Their days rolled from one to the other and even though they were in a country far away from American, the 4th of July had strong meaning. Not being home to celebrate our nation’s holiday, they decided to have their own celebration in a land not accustom to our ways. “We serenaded fellow pilgrims on the Camino with patriotic songs and did an encore performance at a local bar in Ribadiso,” Long said.
They traveled over 500 miles in downpour, sleet, fog, and some sunshine in between. They dealt with mud, sleet, hail, dust and heat. They endured steep terrain, extreme descents and home sickness. But together they encouraged each other and never gave up. “I did question why I was there. But, I never wanted to quit,” Pinkus said.
Their daily routine became monotonous but invigorating at the same time because of the unknown and a new adventure ahead. “We got up about 5:30 a.m. and left about 6:30 a.m. We would stop for coffee and breakfast. We would stop about every two hours. We would walk 14-16 miles a day, about 6-7 hours a day. We would check into a hostel, do laundry, shower and get something to eat. We might take a nap or play cards,” Pinkus said.

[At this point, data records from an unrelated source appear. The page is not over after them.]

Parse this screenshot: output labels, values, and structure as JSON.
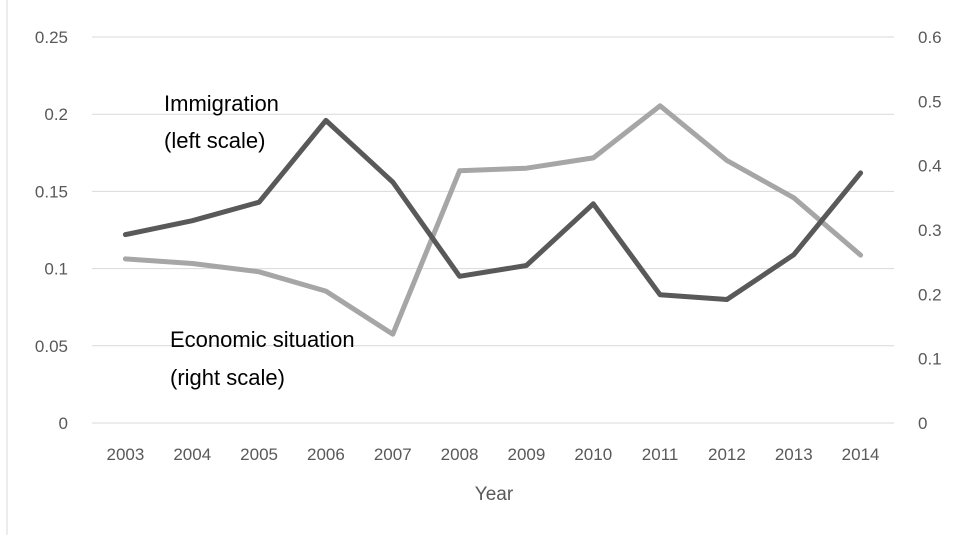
{
  "chart_data": {
    "type": "line",
    "title": "",
    "xlabel": "Year",
    "categories": [
      "2003",
      "2004",
      "2005",
      "2006",
      "2007",
      "2008",
      "2009",
      "2010",
      "2011",
      "2012",
      "2013",
      "2014"
    ],
    "y_left": {
      "ylim": [
        0,
        0.25
      ],
      "ticks": [
        0,
        0.05,
        0.1,
        0.15,
        0.2,
        0.25
      ],
      "tick_labels": [
        "0",
        "0.05",
        "0.1",
        "0.15",
        "0.2",
        "0.25"
      ]
    },
    "y_right": {
      "ylim": [
        0,
        0.6
      ],
      "ticks": [
        0,
        0.1,
        0.2,
        0.3,
        0.4,
        0.5,
        0.6
      ],
      "tick_labels": [
        "0",
        "0.1",
        "0.2",
        "0.3",
        "0.4",
        "0.5",
        "0.6"
      ]
    },
    "series": [
      {
        "key": "immigration",
        "axis": "left",
        "color": "#595959",
        "values": [
          0.122,
          0.131,
          0.143,
          0.196,
          0.156,
          0.095,
          0.102,
          0.142,
          0.083,
          0.08,
          0.109,
          0.162
        ]
      },
      {
        "key": "economic",
        "axis": "right",
        "color": "#a6a6a6",
        "values": [
          0.255,
          0.248,
          0.235,
          0.205,
          0.138,
          0.392,
          0.396,
          0.412,
          0.493,
          0.408,
          0.35,
          0.261
        ]
      }
    ],
    "grid": true,
    "legend": "none",
    "annotations": {
      "immigration_line1": "Immigration",
      "immigration_line2": "(left scale)",
      "economic_line1": "Economic situation",
      "economic_line2": "(right scale)"
    }
  }
}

“We met people from at least 25 countries, all age groups from all walks of life. That was the best part of the Camino,” Long said. “My favorite part of the trip was visiting 33 different towns. Each one was distinct; each one famous for something (chocolates, pastries, octopus, castles, cathedrals, etc.) The scenery was spectacular, the Pyrenees Mountains, fields of wild flowers, vineyards, olive groves, eucalyptus and more. But what gives the Camino its uniqueness is the Spanish towns,” Long said.
While on the trail, Wimmer wrote some new lyrics to a popular song that summarizes their experience:
There were times. I’m sure you thought
That we’d give up, that we’d been bought.
But through it all, there was no doubt.
We Sucked it up. We spit it out.
And we stood tall, backpacks and all.
And did it. The Way.
When asked if they would travel the Camino de Santiago, “The Way” again, they all three smiled and quickly said “no”. Their experience was rich, reflecting, challenging and spiritual enough for a lifetime of gratefulness. How can you top that?